Strange News Stories

Sunday, August 23rd, 2009

Study Finds Genetic Link Between Physical Pain Sensitivity And Social Rejection

UCLA scientists have conducted a study that for the first time gives weight to the popular argument that rejection really does “hurt”. They have determined that a gene that was previously linked to physical pain is associated with “social pain’ sensitivity as well.

The gene is question is the mu-opioid receptor gene, or OPRM1, The study was able to show that a variation in this gene is related to the amount of social pain an individual experiences. Patients with a rare form of the gene were found to be more emotionally sensitive to rejection and exhibit more brain evidence of distress than those with the more typical form.

During the course of the study the researchers collected saliva sample from the voluntary participants in order to determine which variation of OPRM1 they personally possessed. After this was determined the participants had their sensitivity to rejection measured in two different ways.

First they were asked to complete a survey designed to measure their self assessed sensitivity to rejection. They were asked how much they agreed or disagree with certain set statements such as “I am very sensitive to any signs that a person might not want to talk to me.”

Next, a subset of the overall group, 31 people, was studied using functional magnetic resonance imaging at UCLA’s Ahmanson–Lovelace Brain Mapping Center. The participants were studied while participating in a virtual ball tossing game, from which they were ultimately excluded. They were all told that they were “playing” with two other human participants hooked to scanners in other rooms, although the reality was that they were playing with a preset computer program alone.

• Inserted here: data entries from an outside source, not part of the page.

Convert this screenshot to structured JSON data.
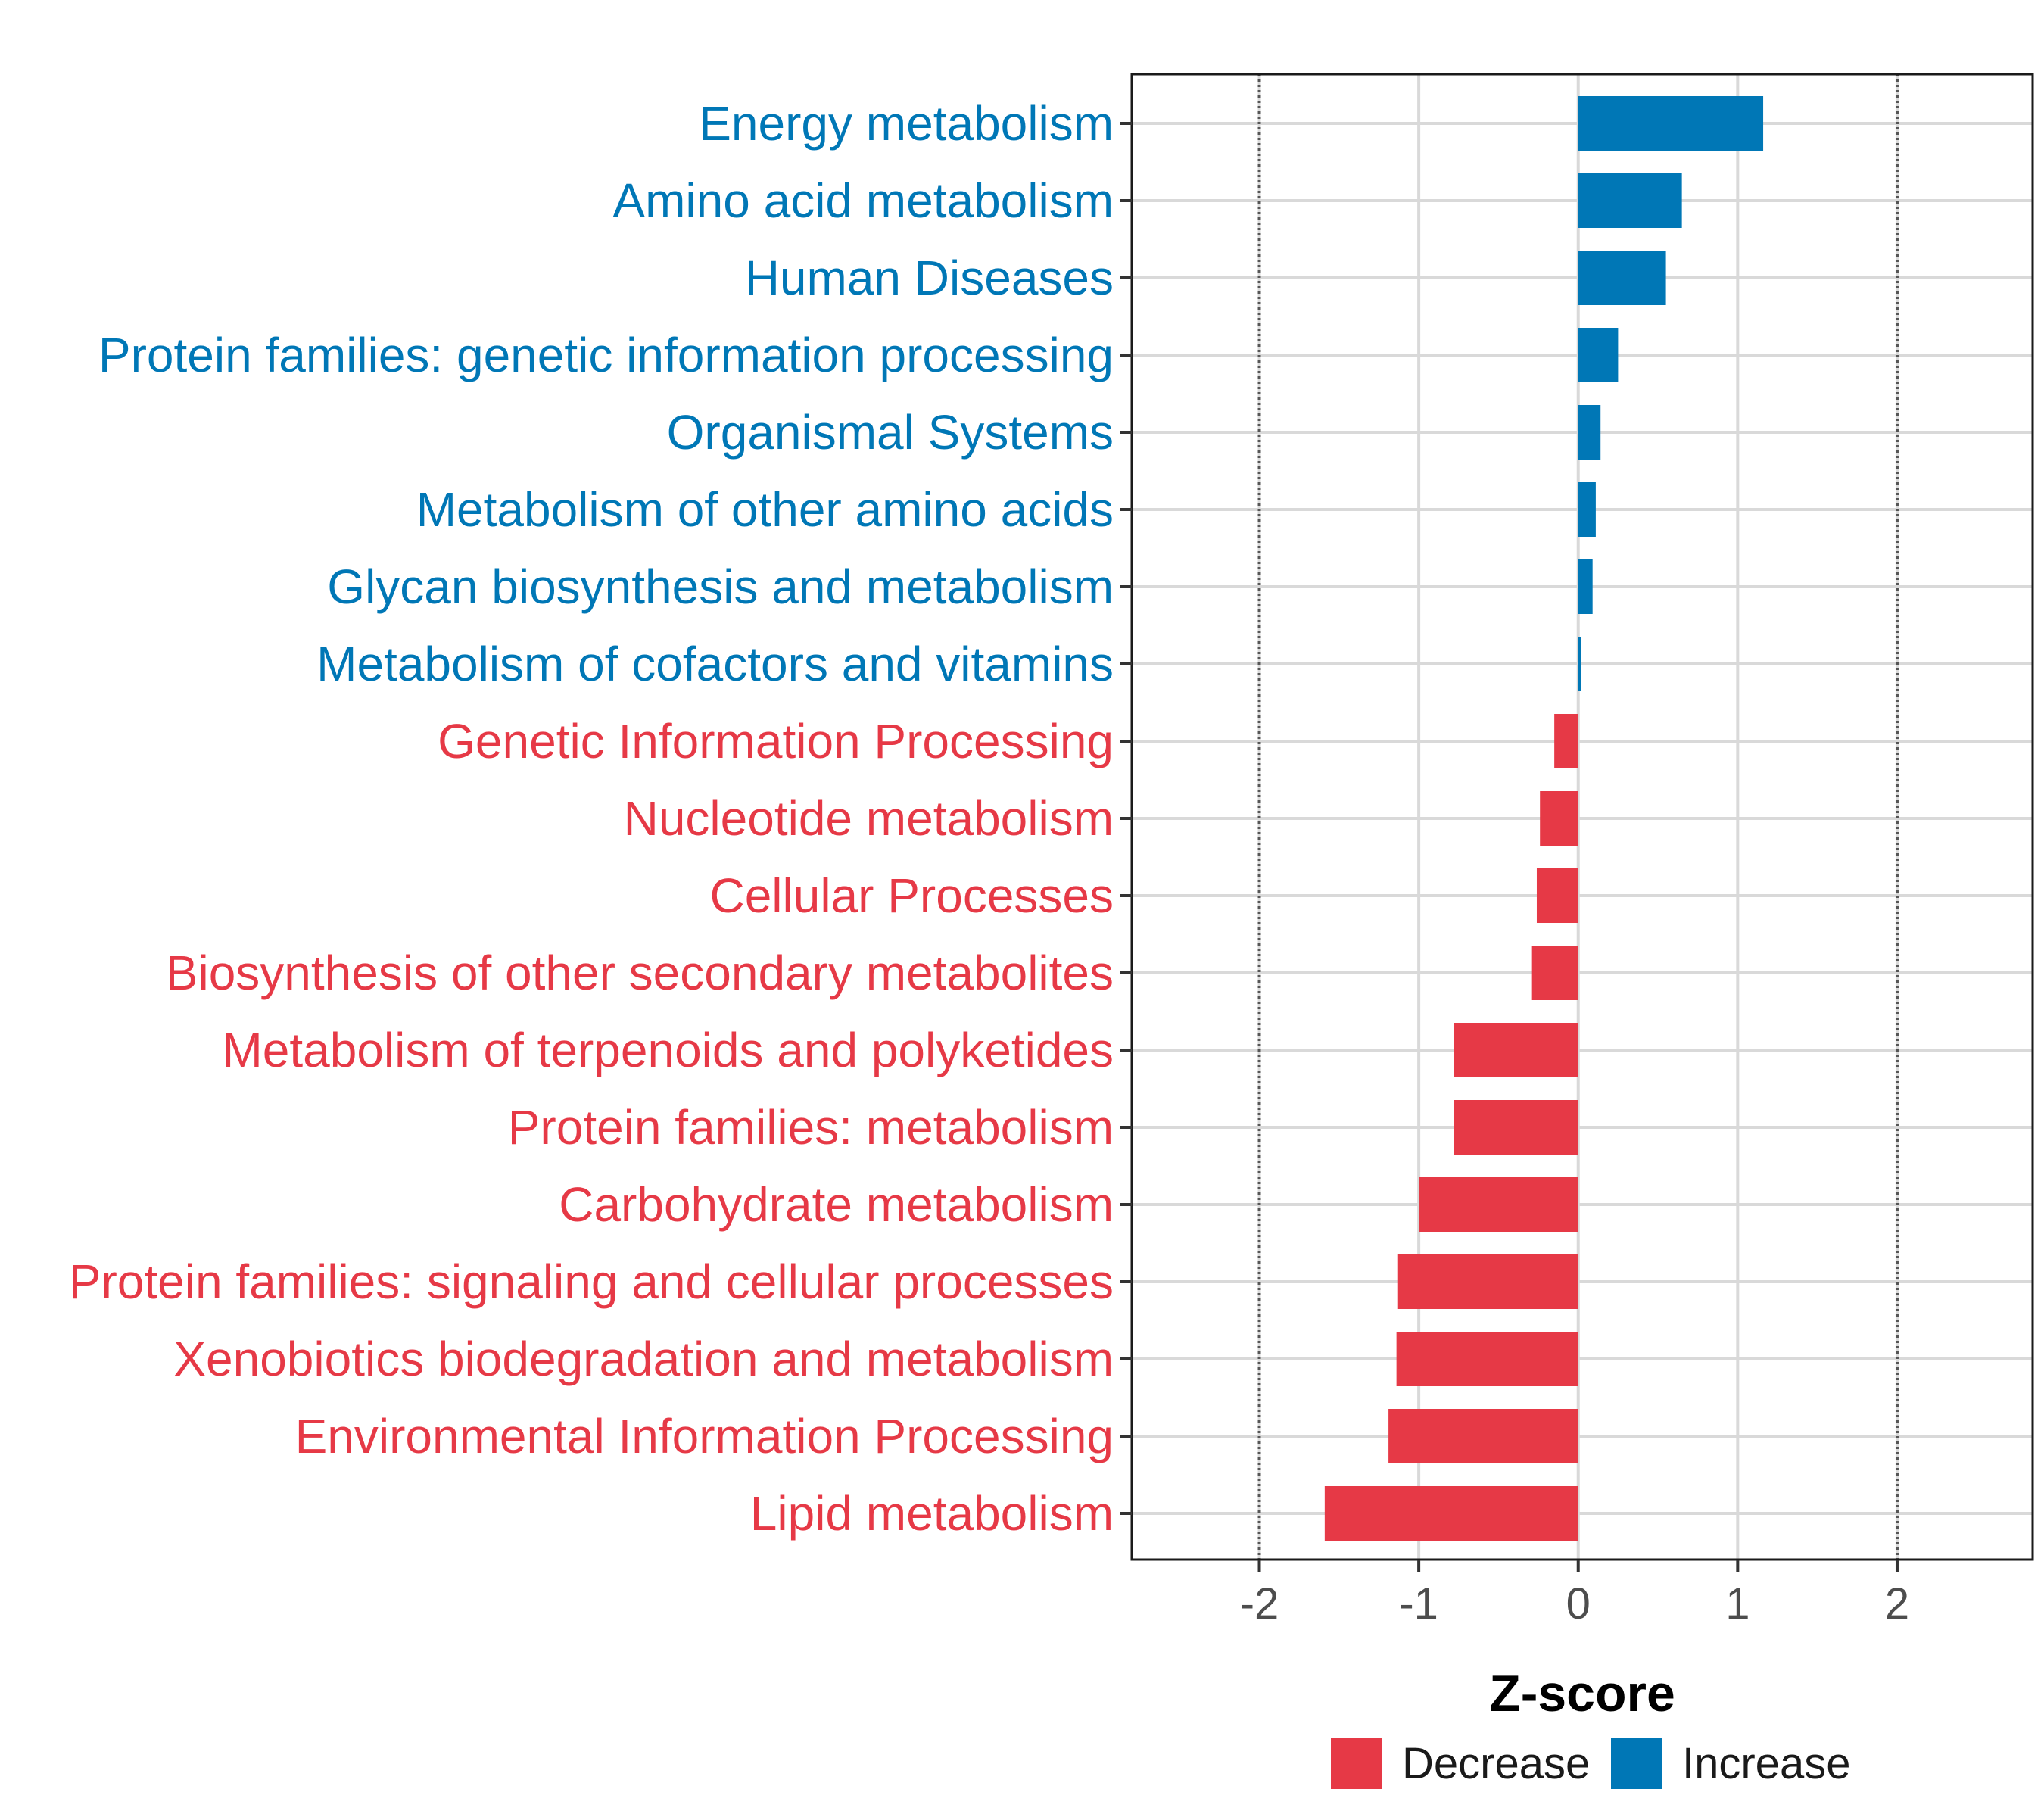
{
  "chart_data": {
    "type": "bar",
    "orientation": "horizontal",
    "title": "",
    "xlabel": "Z-score",
    "ylabel": "",
    "xlim": [
      -2.8,
      2.85
    ],
    "xticks": [
      -2,
      -1,
      0,
      1,
      2
    ],
    "xtick_labels": [
      "-2",
      "-1",
      "0",
      "1",
      "2"
    ],
    "reference_lines": [
      -2,
      2
    ],
    "grid": true,
    "legend_position": "bottom",
    "series": [
      {
        "name": "Decrease",
        "color": "#e63946"
      },
      {
        "name": "Increase",
        "color": "#0077b6"
      }
    ],
    "categories": [
      "Energy metabolism",
      "Amino acid metabolism",
      "Human Diseases",
      "Protein families: genetic information processing",
      "Organismal Systems",
      "Metabolism of other amino acids",
      "Glycan biosynthesis and metabolism",
      "Metabolism of cofactors and vitamins",
      "Genetic Information Processing",
      "Nucleotide metabolism",
      "Cellular Processes",
      "Biosynthesis of other secondary metabolites",
      "Metabolism of terpenoids and polyketides",
      "Protein families: metabolism",
      "Carbohydrate metabolism",
      "Protein families: signaling and cellular processes",
      "Xenobiotics biodegradation and metabolism",
      "Environmental Information Processing",
      "Lipid metabolism"
    ],
    "values": [
      1.16,
      0.65,
      0.55,
      0.25,
      0.14,
      0.11,
      0.09,
      0.02,
      -0.15,
      -0.24,
      -0.26,
      -0.29,
      -0.78,
      -0.78,
      -1.0,
      -1.13,
      -1.14,
      -1.19,
      -1.59
    ],
    "groups": [
      "Increase",
      "Increase",
      "Increase",
      "Increase",
      "Increase",
      "Increase",
      "Increase",
      "Increase",
      "Decrease",
      "Decrease",
      "Decrease",
      "Decrease",
      "Decrease",
      "Decrease",
      "Decrease",
      "Decrease",
      "Decrease",
      "Decrease",
      "Decrease"
    ]
  }
}
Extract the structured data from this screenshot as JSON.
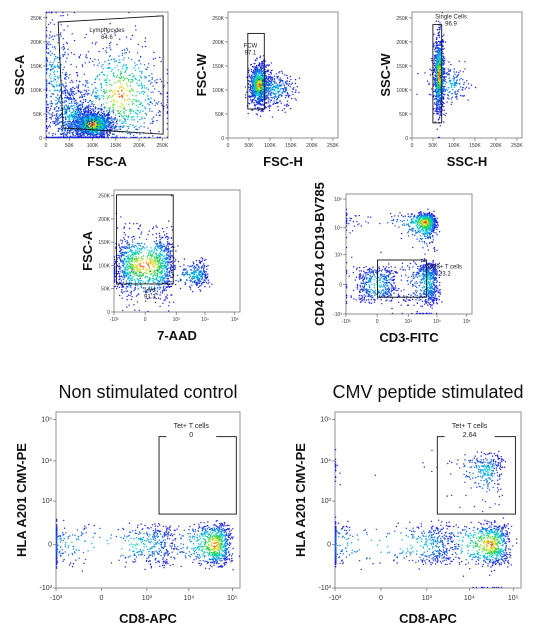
{
  "chart_data": [
    {
      "type": "scatter",
      "xlabel": "FSC-A",
      "ylabel": "SSC-A",
      "xticks": [
        "0",
        "50K",
        "100K",
        "150K",
        "200K",
        "250K"
      ],
      "yticks": [
        "0",
        "50K",
        "100K",
        "150K",
        "200K",
        "250K"
      ],
      "xlim": [
        0,
        262144
      ],
      "ylim": [
        0,
        262144
      ],
      "gate": {
        "label": "Lymphocytes",
        "value": "64.6"
      },
      "populations": [
        {
          "x": 100000,
          "y": 28000,
          "sx": 22000,
          "sy": 14000,
          "n": 1400
        },
        {
          "x": 55000,
          "y": 45000,
          "sx": 25000,
          "sy": 35000,
          "n": 600
        },
        {
          "x": 160000,
          "y": 90000,
          "sx": 50000,
          "sy": 60000,
          "n": 700
        },
        {
          "x": 20000,
          "y": 120000,
          "sx": 20000,
          "sy": 70000,
          "n": 300
        }
      ]
    },
    {
      "type": "scatter",
      "xlabel": "FSC-H",
      "ylabel": "FSC-W",
      "xticks": [
        "0",
        "50K",
        "100K",
        "150K",
        "200K",
        "250K"
      ],
      "yticks": [
        "0",
        "50K",
        "100K",
        "150K",
        "200K",
        "250K"
      ],
      "xlim": [
        0,
        262144
      ],
      "ylim": [
        0,
        262144
      ],
      "gate": {
        "label": "FCW",
        "value": "97.1"
      },
      "populations": [
        {
          "x": 75000,
          "y": 110000,
          "sx": 12000,
          "sy": 22000,
          "n": 900
        },
        {
          "x": 110000,
          "y": 100000,
          "sx": 25000,
          "sy": 18000,
          "n": 300
        }
      ]
    },
    {
      "type": "scatter",
      "xlabel": "SSC-H",
      "ylabel": "SSC-W",
      "xticks": [
        "0",
        "50K",
        "100K",
        "150K",
        "200K",
        "250K"
      ],
      "yticks": [
        "0",
        "50K",
        "100K",
        "150K",
        "200K",
        "250K"
      ],
      "xlim": [
        0,
        262144
      ],
      "ylim": [
        0,
        262144
      ],
      "gate": {
        "label": "Single Cells",
        "value": "96.9"
      },
      "populations": [
        {
          "x": 65000,
          "y": 130000,
          "sx": 6000,
          "sy": 40000,
          "n": 900
        },
        {
          "x": 90000,
          "y": 110000,
          "sx": 25000,
          "sy": 20000,
          "n": 200
        }
      ]
    },
    {
      "type": "scatter",
      "xlabel": "7-AAD",
      "ylabel": "FSC-A",
      "xticks": [
        "-10³",
        "0",
        "10³",
        "10⁴",
        "10⁵"
      ],
      "yticks": [
        "0",
        "50K",
        "100K",
        "150K",
        "200K",
        "250K"
      ],
      "ylim": [
        0,
        262144
      ],
      "gate": {
        "label": "Live",
        "value": "91.3"
      },
      "populations": [
        {
          "x": 0,
          "y": 100000,
          "sx": 350,
          "sy": 35000,
          "n": 1100
        },
        {
          "x": 5000,
          "y": 80000,
          "sx": 4000,
          "sy": 15000,
          "n": 300
        }
      ]
    },
    {
      "type": "scatter",
      "xlabel": "CD3-FITC",
      "ylabel": "CD4 CD14 CD19-BV785",
      "xticks": [
        "-10³",
        "0",
        "10³",
        "10⁴",
        "10⁵"
      ],
      "yticks": [
        "-10³",
        "0",
        "10³",
        "10⁴",
        "10⁵"
      ],
      "gate": {
        "label": "CD8+ T cells",
        "value": "23.2"
      },
      "populations": [
        {
          "x": 0,
          "y": 0,
          "sx": 150,
          "sy": 150,
          "n": 400
        },
        {
          "x": 4000,
          "y": 15000,
          "sx": 2500,
          "sy": 8000,
          "n": 700
        },
        {
          "x": 5000,
          "y": 30,
          "sx": 3000,
          "sy": 200,
          "n": 600
        }
      ]
    },
    {
      "type": "scatter",
      "title": "Non stimulated control",
      "xlabel": "CD8-APC",
      "ylabel": "HLA A201 CMV-PE",
      "xticks": [
        "-10³",
        "0",
        "10³",
        "10⁴",
        "10⁵"
      ],
      "yticks": [
        "-10³",
        "0",
        "10³",
        "10⁴",
        "10⁵"
      ],
      "gate": {
        "label": "Tet+ T cells",
        "value": "0"
      },
      "populations": [
        {
          "x": 40000,
          "y": 0,
          "sx": 25000,
          "sy": 100,
          "n": 700
        },
        {
          "x": 500,
          "y": 0,
          "sx": 2000,
          "sy": 100,
          "n": 500
        }
      ]
    },
    {
      "type": "scatter",
      "title": "CMV peptide stimulated",
      "xlabel": "CD8-APC",
      "ylabel": "HLA A201 CMV-PE",
      "xticks": [
        "-10³",
        "0",
        "10³",
        "10⁴",
        "10⁵"
      ],
      "yticks": [
        "-10³",
        "0",
        "10³",
        "10⁴",
        "10⁵"
      ],
      "gate": {
        "label": "Tet+ T cells",
        "value": "2.64"
      },
      "populations": [
        {
          "x": 30000,
          "y": 0,
          "sx": 25000,
          "sy": 100,
          "n": 700
        },
        {
          "x": 500,
          "y": 0,
          "sx": 2000,
          "sy": 100,
          "n": 500
        },
        {
          "x": 25000,
          "y": 6000,
          "sx": 15000,
          "sy": 4000,
          "n": 300
        }
      ]
    }
  ]
}
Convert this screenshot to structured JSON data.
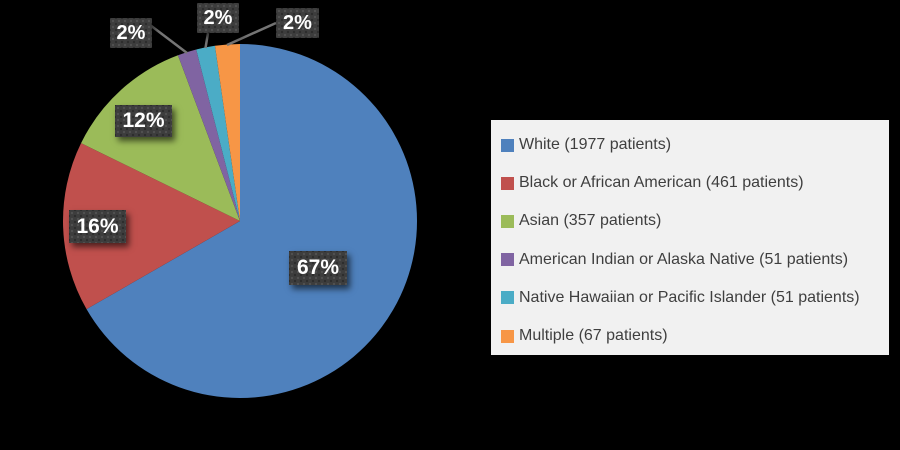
{
  "background_color": "#000000",
  "chart_data": {
    "type": "pie",
    "legend_position": "right",
    "legend_background": "#f1f1f1",
    "callout_box_color": "#3d3d3d",
    "leader_line_color": "#757575",
    "slices": [
      {
        "label": "White",
        "patients": 1977,
        "percent": 67,
        "percent_label": "67%",
        "legend_label": "White (1977 patients)",
        "color": "#4F81BD"
      },
      {
        "label": "Black or African American",
        "patients": 461,
        "percent": 16,
        "percent_label": "16%",
        "legend_label": "Black or African American (461 patients)",
        "color": "#C0504D"
      },
      {
        "label": "Asian",
        "patients": 357,
        "percent": 12,
        "percent_label": "12%",
        "legend_label": "Asian (357 patients)",
        "color": "#9BBB59"
      },
      {
        "label": "American Indian or Alaska Native",
        "patients": 51,
        "percent": 2,
        "percent_label": "2%",
        "legend_label": "American Indian or Alaska Native (51 patients)",
        "color": "#8064A2"
      },
      {
        "label": "Native Hawaiian or Pacific Islander",
        "patients": 51,
        "percent": 2,
        "percent_label": "2%",
        "legend_label": "Native Hawaiian or Pacific Islander (51 patients)",
        "color": "#4BACC6"
      },
      {
        "label": "Multiple",
        "patients": 67,
        "percent": 2,
        "percent_label": "2%",
        "legend_label": "Multiple (67 patients)",
        "color": "#F79646"
      }
    ]
  }
}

The game began with the subject being included in the game, but they were then excluded when the two other “players: stopped throwing the ball to them and tossed it only amongst “themselves”.

“What we found is that individuals with the rare form of the OPRM1 gene, who were shown in previous work to be more sensitive to physical pain, also reported higher levels of rejection sensitivity and showed greater activity in social pain–related regions of the brain — the dorsal anterior cingulate cortex and anterior insula — in response to being excluded,” said Naomi Eisenberger, who is UCLA assistant professor of psychology and director of UCLA’s Social and Affective Neuroscience Laboratory and a co author on the study.

The dorsal anterior cingulate cortex and anterior insula are both regions of the brain that have been previously associated with the distress caused by physical pain.

“Although it has long been suggested that mu-opioids play a role in social pain — and there are convincing animal models that show this — this is the first human study to link this mu-opioid receptor gene with social sensitivity in response to rejection,” Eisenberger said.